Wen trifft das Risiko von Mehrkosten beim Bauwerkvertrag

Selten können bei der Errichtung eines Hauses die Baukosten im Vorhinein genau abgeschätzt werden. Zumeist kommt es zu Verzögerungen und Erschwernissen, mitunter auch zu Projektänderungen während der Bauphase. Spätestens nach der Fertigstellung stellt sich die Frage, ob dadurch verursachte Mehrkosten der Bauherr zu tragen hat oder sich ein Risiko des Auftragnehmers verwirklicht hat.

Führt eine vom Besteller gewünschte Leistungsänderung oder eine zusätzliche Leistung zu einem Mehraufwand oder wird aus der Sphäre des Bestellers eine Erschwerung oder Verzögerung der Ausführung verursacht (etwa wegen mangelnder Koordination mehrerer Handwerker durch den Besteller), kann der Auftragnehmer diese Mehrkosten natürlich zusätzlich verrechnen.

Droht eine beträchtliche unvermeidbare Kostenüberschreitung, muss dies allerdings der Auftragnehmer dem Auftraggeber unverzüglich anzeigen. Bei Verletzung dieser Anzeigepflicht verliert der Auftragnehmer seinen Anspruch auf Abgeltung dieser Mehrkosten. Die Pflicht zur Anzeige der Kostenüberschreitung besteht grundsätzlich unabhängig davon, aus welchen Gründen die Kostenüberschreitung erfolgt, allerdings nimmt die Rechtsprechung keine Anzeigepflicht an, wenn die Ursache der Kostenüberschreitung beim Besteller liegt.
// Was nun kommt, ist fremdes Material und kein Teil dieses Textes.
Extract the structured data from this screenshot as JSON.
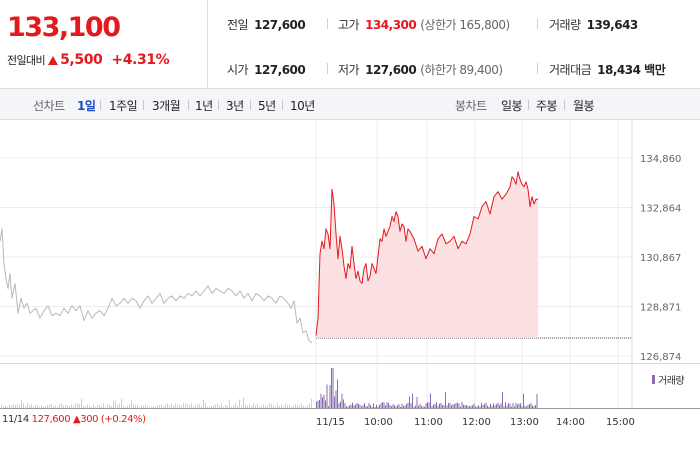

Erschwernisse oder Mehraufwand, die nicht auf der Seite des Bestellers liegen (selbstverständlich neben solchen, die der Sphäre des Auftragnehmers entstammen), treffen nach dem Allgemeinen Bürgerlichen Gesetzbuch (ABGB) grundsätzlich den Werkunternehmer („neutrale Sphäre“). Unvorhergesehene Ereignisse (zB. COVID-19-Maßnahmen) gehen daher grundsätzlich zu Lasten des Auftragnehmers. Wird durch solche unvorhergesehenen Ereignisse allerdings eine vom Besteller zu erbringende Vorleistung verspätet erbracht (zB. verzögerter Aushub der Baugrube durch vom Besteller beauftragtes Erdbauunternehmen führt zur Verzögerung und Mehraufwand bei der Errichtung des Hauses), sind die dadurch verursachten Mehrkosten vom Besteller zu tragen.

Bei Anwendbarkeit der Ö-Norm B 2110 trifft das Risiko einer durch unvorhergesehene Ereignisse verursachten Bauverzögerung, Erschwernissen und dadurch bewirkten Mehraufwandes grundsätzlich den Besteller, wenn dies zum Zeitpunkt des Vertragsabschlusses nicht vorhersehbar und vom Auftragnehmer nicht mit zumutbarem Aufwand vermeidbar war. Der Auftragnehmer kann diese Mehrkosten verrechnen bzw. Anpassung der Leistungsfrist verlangen.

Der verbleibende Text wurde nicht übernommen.